Per nove anni ha vissuto come un fantasma, nascosto in Pakistan, con i servizi segreti di mezzo mondo che gli davano la caccia senza mai mollare la presa. Com’è andata a finire lo sappiamo: Osama bin Laden è stato ucciso il 2 maggio 2011 durante un blitz delle forze speciali americane. Anni e anni di ricerche fino all’intuizione giusta, quella di seguire un corriere che portava le informazioni allo sceicco del terrore, che per non lasciare alcuna traccia non usava né telefoni né internet.Poi l’assalto finale alla casa-fortezza di Abbottabad, in Pakistan, 50 km a nord di Islamabad.

Eppure bin Laden non era un fantasma. In Pakistan qualcuno sapeva e faceva finta di non vedere. La sua mancata cattura, per nove lunghi anni, è stata possibile per “l’enorme incompetenza” degli organi statali e per l’incapacità dei servizi segreti militari a risalire ai suoi covi e complici. È la conclusione del rapporto di una commissione di inchiesta rivelato dal quotidiano The Dawn e poi pubblicato anche sul sito di Al Jazeera in versione integrale. In 336 pagine il rapporto, sino ad ora tenuto segreto dal governo pachistano, assesta durissimi colpi alla credibilità dell’Isi, il servizio di controspionaggio del Pakistan. L’intelligence di Islamabad – si legge – “ha agito senza professionalità, scarso impegno per combattere il terrorismo e anche ostacolando l’attività delle altre agenzie di spionaggio”. La domanda sorge spontanea: possibile che fossero così sbadati gli 007 pachistani? Oppure si voleva evitare di far scoprire ciò che molti sospettavano, cioè che bin Laden si nascondesse proprio in Pakistan?

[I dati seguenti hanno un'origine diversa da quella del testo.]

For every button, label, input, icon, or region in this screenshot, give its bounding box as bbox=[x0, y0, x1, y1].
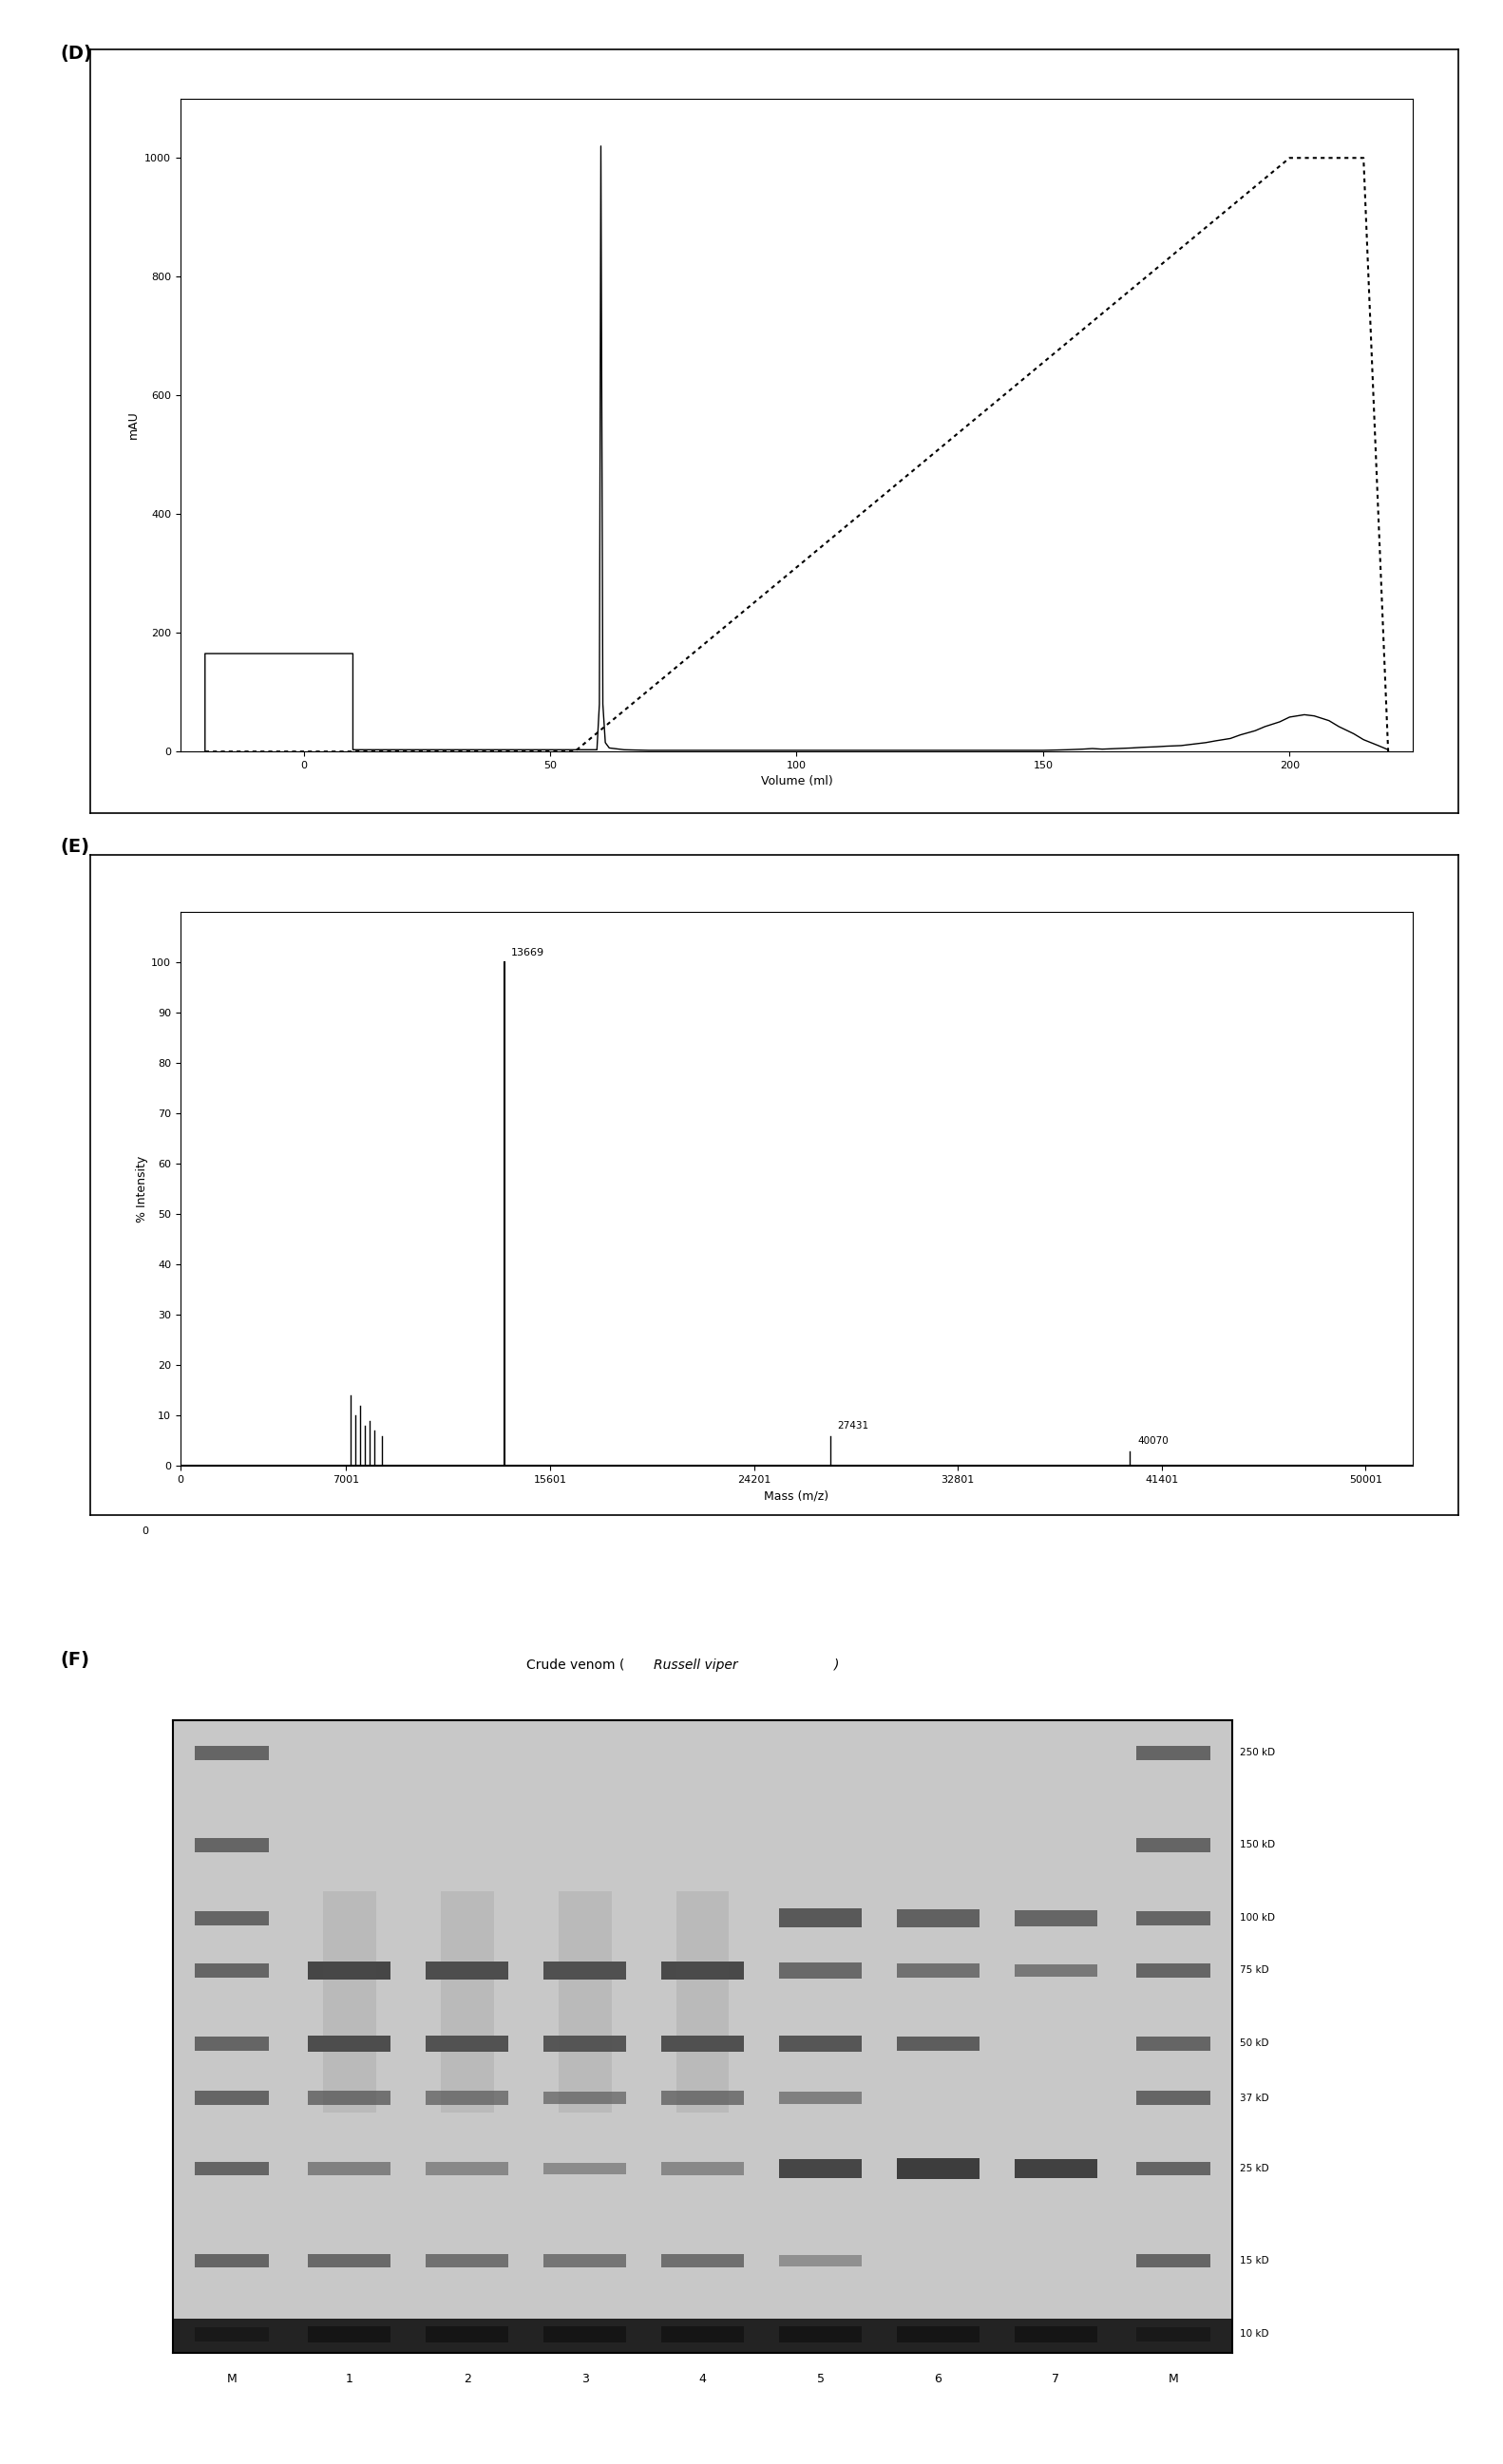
Bar bbox=[897, 2326, 980, 2341]
Text: 250 kD: 250 kD bbox=[1240, 1747, 1275, 1757]
Text: 27431: 27431 bbox=[837, 1422, 869, 1432]
Text: 100 kD: 100 kD bbox=[1240, 1915, 1275, 1922]
Bar bbox=[425, 2326, 508, 2341]
Text: Crude venom (: Crude venom ( bbox=[526, 1658, 624, 1671]
Bar bbox=[897, 1964, 980, 1976]
Bar bbox=[308, 2092, 391, 2104]
Bar bbox=[1136, 1838, 1211, 1853]
Bar bbox=[308, 2255, 391, 2267]
Bar bbox=[194, 2161, 269, 2176]
Bar bbox=[425, 2035, 508, 2053]
Bar bbox=[779, 2035, 861, 2053]
Bar bbox=[779, 1910, 861, 1927]
Bar bbox=[194, 1912, 269, 1924]
Bar bbox=[308, 1961, 391, 1979]
Bar bbox=[1136, 2161, 1211, 2176]
Text: M: M bbox=[227, 2373, 237, 2385]
Bar bbox=[1136, 2255, 1211, 2267]
Text: 1: 1 bbox=[346, 2373, 353, 2385]
Bar bbox=[1136, 2035, 1211, 2050]
Text: 5: 5 bbox=[816, 2373, 824, 2385]
Bar bbox=[194, 1838, 269, 1853]
Bar bbox=[1136, 1747, 1211, 1759]
Bar bbox=[425, 2092, 508, 2104]
Text: Russell viper: Russell viper bbox=[654, 1658, 738, 1671]
Text: 3: 3 bbox=[582, 2373, 589, 2385]
Bar bbox=[897, 1910, 980, 1927]
Bar bbox=[425, 1961, 508, 1979]
Text: 13669: 13669 bbox=[511, 949, 544, 956]
Bar bbox=[1015, 1910, 1097, 1927]
Text: 37 kD: 37 kD bbox=[1240, 2092, 1269, 2102]
Bar bbox=[661, 2326, 744, 2341]
Bar bbox=[308, 2035, 391, 2053]
Bar bbox=[779, 2255, 861, 2267]
Bar bbox=[661, 2255, 744, 2267]
Bar bbox=[544, 2326, 627, 2341]
Bar bbox=[661, 2163, 744, 2176]
Bar bbox=[676, 1890, 729, 2112]
Bar bbox=[779, 1961, 861, 1979]
Bar bbox=[425, 2255, 508, 2267]
Text: ): ) bbox=[834, 1658, 839, 1671]
Bar bbox=[559, 1890, 612, 2112]
Text: 4: 4 bbox=[699, 2373, 706, 2385]
X-axis label: Mass (m/z): Mass (m/z) bbox=[764, 1491, 830, 1503]
Bar bbox=[779, 2158, 861, 2178]
Bar bbox=[323, 1890, 376, 2112]
Bar bbox=[173, 2319, 1232, 2353]
Bar bbox=[194, 1964, 269, 1976]
Bar bbox=[1136, 2326, 1211, 2341]
Bar bbox=[544, 2035, 627, 2053]
Bar bbox=[194, 2326, 269, 2341]
Text: 40070: 40070 bbox=[1138, 1437, 1168, 1446]
Bar bbox=[1136, 1964, 1211, 1976]
Text: 150 kD: 150 kD bbox=[1240, 1841, 1275, 1850]
Text: 0: 0 bbox=[141, 1528, 149, 1535]
Text: (E): (E) bbox=[60, 838, 90, 855]
Text: 75 kD: 75 kD bbox=[1240, 1966, 1269, 1976]
Text: 7: 7 bbox=[1052, 2373, 1060, 2385]
Text: (F): (F) bbox=[60, 1651, 90, 1668]
X-axis label: Volume (ml): Volume (ml) bbox=[761, 776, 833, 788]
Bar bbox=[661, 1961, 744, 1979]
Text: 2: 2 bbox=[463, 2373, 470, 2385]
Bar bbox=[194, 1747, 269, 1759]
Bar bbox=[661, 2035, 744, 2053]
Bar bbox=[194, 2255, 269, 2267]
Text: 25 kD: 25 kD bbox=[1240, 2163, 1269, 2173]
Text: (D): (D) bbox=[60, 44, 92, 62]
Bar bbox=[308, 2163, 391, 2176]
Bar bbox=[544, 1961, 627, 1979]
Text: M: M bbox=[1168, 2373, 1178, 2385]
Bar bbox=[1015, 2158, 1097, 2178]
Y-axis label: mAU: mAU bbox=[126, 411, 140, 439]
Bar bbox=[779, 2326, 861, 2341]
Bar bbox=[440, 1890, 493, 2112]
Y-axis label: % Intensity: % Intensity bbox=[137, 1156, 149, 1222]
Bar bbox=[897, 2158, 980, 2178]
Text: 15 kD: 15 kD bbox=[1240, 2257, 1269, 2264]
Bar bbox=[425, 2163, 508, 2176]
Bar bbox=[1136, 1912, 1211, 1924]
Bar bbox=[897, 2035, 980, 2050]
Text: 6: 6 bbox=[935, 2373, 942, 2385]
Bar bbox=[544, 2092, 627, 2104]
Bar bbox=[1015, 1964, 1097, 1976]
Bar bbox=[308, 2326, 391, 2341]
Bar bbox=[544, 2255, 627, 2267]
Text: 10 kD: 10 kD bbox=[1240, 2328, 1269, 2338]
Bar bbox=[1136, 2092, 1211, 2104]
Bar bbox=[544, 2163, 627, 2173]
Text: 50 kD: 50 kD bbox=[1240, 2038, 1269, 2048]
Bar bbox=[779, 2092, 861, 2104]
Bar bbox=[194, 2092, 269, 2104]
Bar bbox=[661, 2092, 744, 2104]
Bar bbox=[194, 2035, 269, 2050]
Bar bbox=[1015, 2326, 1097, 2341]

Il rapporto si basa su circa 200 testimonianze, tra cui quelle delle tre vedove che erano con bin Laden nel fortino di Abbottabad. Viene descritta con minuzia di particolari la vita del leader di al Qaeda, dal suo arrivo in Pakistan, nel 2002, dopo essere scampato ai bombardamenti americani di Tora Bora, fino agli ultimi momenti della sua vita. Vengono descritti anche i suoi complici (l’autista-guardia del corpo Ibrahim Al Kuwaiti e il fratello di Osama, Abrar, erano i soli che uscivano dal rifugio per fare acquisti) e alcune curiosità, come ad esempio il cappello da cow-boy che bin Laden indossava ogni volta che usciva di casa, per evitare di essere intercettato dalle fotocamere installate sui droni. Nel dossier si parla anche di un episodio da film (più comico che di spionaggio): un giorno un agente ferma per eccesso di velocità il veicolo su cui viaggiavano bin Laden e alcuni suoi complici. L’autista, Ibrahim, risolve il problema senza che la guardia si accorga di bin Laden.

La Commissione che ha redatto il rapporto, guidata da un giudice Javed Iqbal, in un passaggio del documento definisce il raid dei Navy Sail ad Abbottabad una “delle più grandi umiliazione militari”. Sicuramente quell’umiliazione non è ancora passata. Così come il sospetto che Islamabad abbia provato a coprire, per anni, il “segreto di Pulcinella”.